Time passed, players moved on from Special Edition, and ultimately the group parted from ECM, signed away by MCA to help that corporation relaunch the fabled Impulse! label in 1987. Irresistible Forces, recorded with a lineup that included young-blood saxophonists Greg Osby and Gary Thomas, veteran guitarist Mick Goodrick, bassist Lonnie Plaxico, and special guest percussionist Nana Vasconcelos, was slicker and smoother than any of the Special Edition recordings that preceded it. But it was still a stellar example of DeJohnette's vital drumming, perceptive knack for assembling a band, and enviable skill for composing memorable tunes. (This set revisited one of DeJohnette's all-time best tunes, "Silver Hollow," and added a few new ones to the stack; the newfangled CD version added "Third World Anthem" as a bonus track.)

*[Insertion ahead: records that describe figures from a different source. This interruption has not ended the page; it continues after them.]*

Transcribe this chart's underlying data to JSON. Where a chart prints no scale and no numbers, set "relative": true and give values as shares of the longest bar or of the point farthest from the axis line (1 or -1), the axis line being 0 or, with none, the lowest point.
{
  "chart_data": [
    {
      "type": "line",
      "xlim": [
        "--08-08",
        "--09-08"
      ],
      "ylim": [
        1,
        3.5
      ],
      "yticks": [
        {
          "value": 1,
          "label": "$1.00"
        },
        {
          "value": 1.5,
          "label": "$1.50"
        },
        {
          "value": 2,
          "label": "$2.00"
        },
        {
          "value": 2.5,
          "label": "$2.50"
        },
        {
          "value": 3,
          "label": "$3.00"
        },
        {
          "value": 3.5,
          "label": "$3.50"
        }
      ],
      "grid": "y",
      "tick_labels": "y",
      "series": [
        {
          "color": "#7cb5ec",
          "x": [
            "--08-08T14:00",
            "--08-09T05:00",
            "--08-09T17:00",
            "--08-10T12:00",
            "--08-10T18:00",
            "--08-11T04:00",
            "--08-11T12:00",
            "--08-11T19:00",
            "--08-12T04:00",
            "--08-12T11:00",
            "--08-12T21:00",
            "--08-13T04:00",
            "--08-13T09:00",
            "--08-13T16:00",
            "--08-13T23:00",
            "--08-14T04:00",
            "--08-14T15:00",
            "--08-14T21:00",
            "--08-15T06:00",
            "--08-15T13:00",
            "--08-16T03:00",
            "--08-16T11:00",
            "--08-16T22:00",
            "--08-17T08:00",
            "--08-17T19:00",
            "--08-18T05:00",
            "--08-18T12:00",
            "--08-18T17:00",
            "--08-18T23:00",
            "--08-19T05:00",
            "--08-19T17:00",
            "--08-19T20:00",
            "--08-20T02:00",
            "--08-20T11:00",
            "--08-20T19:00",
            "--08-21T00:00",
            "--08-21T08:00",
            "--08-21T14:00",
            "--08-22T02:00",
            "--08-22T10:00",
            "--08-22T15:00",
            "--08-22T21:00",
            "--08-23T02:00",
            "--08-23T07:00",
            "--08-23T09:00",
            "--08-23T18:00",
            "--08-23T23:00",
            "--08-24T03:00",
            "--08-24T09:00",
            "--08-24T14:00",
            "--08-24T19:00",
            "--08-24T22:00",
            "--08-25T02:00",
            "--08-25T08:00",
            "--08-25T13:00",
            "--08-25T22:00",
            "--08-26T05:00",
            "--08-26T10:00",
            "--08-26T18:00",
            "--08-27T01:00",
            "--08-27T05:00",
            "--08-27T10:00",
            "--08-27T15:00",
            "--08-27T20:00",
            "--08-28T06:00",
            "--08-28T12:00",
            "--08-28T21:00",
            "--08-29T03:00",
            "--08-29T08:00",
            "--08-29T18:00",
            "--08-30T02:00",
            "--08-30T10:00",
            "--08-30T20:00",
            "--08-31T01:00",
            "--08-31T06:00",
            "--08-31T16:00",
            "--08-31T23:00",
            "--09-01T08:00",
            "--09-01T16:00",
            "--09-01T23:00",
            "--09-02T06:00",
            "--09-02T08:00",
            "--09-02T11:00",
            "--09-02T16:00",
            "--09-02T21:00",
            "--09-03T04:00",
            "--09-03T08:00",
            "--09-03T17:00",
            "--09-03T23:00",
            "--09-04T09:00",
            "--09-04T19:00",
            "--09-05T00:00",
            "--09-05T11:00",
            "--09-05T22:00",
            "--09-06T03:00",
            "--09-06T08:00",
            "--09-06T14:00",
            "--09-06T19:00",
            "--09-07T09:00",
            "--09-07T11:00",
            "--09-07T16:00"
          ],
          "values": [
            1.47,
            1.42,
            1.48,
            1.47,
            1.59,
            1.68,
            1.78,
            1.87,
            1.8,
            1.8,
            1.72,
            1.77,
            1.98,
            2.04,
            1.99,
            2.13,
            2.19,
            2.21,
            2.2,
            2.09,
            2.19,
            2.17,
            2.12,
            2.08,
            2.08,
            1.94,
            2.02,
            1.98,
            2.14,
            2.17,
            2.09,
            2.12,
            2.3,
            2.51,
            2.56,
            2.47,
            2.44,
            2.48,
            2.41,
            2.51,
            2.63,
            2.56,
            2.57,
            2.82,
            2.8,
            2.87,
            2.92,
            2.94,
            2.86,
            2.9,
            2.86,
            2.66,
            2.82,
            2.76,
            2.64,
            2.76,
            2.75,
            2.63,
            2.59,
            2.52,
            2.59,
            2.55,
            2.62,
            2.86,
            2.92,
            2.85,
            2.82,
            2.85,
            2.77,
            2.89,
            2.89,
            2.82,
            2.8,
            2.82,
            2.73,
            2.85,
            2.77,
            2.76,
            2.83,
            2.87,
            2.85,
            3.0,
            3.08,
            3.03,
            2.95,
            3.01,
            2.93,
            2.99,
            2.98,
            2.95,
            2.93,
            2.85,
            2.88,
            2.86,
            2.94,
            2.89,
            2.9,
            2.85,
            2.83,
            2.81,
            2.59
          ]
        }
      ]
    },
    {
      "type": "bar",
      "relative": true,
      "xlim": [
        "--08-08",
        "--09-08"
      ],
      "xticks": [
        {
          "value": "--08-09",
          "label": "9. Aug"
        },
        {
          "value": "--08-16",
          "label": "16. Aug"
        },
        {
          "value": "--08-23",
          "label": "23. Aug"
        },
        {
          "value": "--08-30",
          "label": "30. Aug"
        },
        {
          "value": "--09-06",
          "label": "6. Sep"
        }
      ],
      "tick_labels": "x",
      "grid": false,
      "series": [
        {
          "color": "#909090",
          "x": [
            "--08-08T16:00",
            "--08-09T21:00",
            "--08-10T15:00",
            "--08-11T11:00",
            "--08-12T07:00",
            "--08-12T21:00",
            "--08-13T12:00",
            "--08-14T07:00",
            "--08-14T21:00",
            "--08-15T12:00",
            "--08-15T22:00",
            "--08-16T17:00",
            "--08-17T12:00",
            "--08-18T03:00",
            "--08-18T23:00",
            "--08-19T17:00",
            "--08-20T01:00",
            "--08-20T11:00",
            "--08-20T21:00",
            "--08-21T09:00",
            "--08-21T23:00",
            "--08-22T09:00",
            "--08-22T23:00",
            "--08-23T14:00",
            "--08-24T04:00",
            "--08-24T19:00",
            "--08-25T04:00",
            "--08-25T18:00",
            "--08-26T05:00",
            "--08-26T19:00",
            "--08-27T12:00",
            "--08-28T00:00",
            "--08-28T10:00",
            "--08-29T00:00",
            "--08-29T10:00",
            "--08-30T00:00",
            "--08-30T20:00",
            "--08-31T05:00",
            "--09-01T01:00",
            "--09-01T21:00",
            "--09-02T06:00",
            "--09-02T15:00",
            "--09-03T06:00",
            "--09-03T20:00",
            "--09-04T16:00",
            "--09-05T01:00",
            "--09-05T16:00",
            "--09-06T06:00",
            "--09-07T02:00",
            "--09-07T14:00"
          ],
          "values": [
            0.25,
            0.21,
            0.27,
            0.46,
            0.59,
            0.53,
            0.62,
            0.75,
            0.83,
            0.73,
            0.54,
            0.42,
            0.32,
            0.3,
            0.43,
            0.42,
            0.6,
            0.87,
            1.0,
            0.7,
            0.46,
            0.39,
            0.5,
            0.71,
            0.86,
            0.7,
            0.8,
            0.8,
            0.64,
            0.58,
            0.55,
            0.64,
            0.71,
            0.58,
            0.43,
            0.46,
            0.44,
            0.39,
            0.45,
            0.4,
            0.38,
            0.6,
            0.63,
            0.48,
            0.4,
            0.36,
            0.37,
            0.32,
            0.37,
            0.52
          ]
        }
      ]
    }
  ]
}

It would have been late in 1987, or possibly early in 1988, that I finally got to see Jack DeJohnette play live for the first time, when I drove from San Antonio to Fort Worth to catch the Irresistible Forces lineup of Special Edition (minus Vasconcelos) at Caravan of Dreams. At this distance, I recall the playing as having been superb, DeJohnette's presence as titanic, and his generosity in granting a fleeting personal audience to a starstruck, tongue-tied admirer above and beyond the call of duty.
And now, almost 30 years later, it's nice to have had a chance, once the formal interview had concluded, simply to thank DeJohnette for the potent and meaningful jolt of his early work.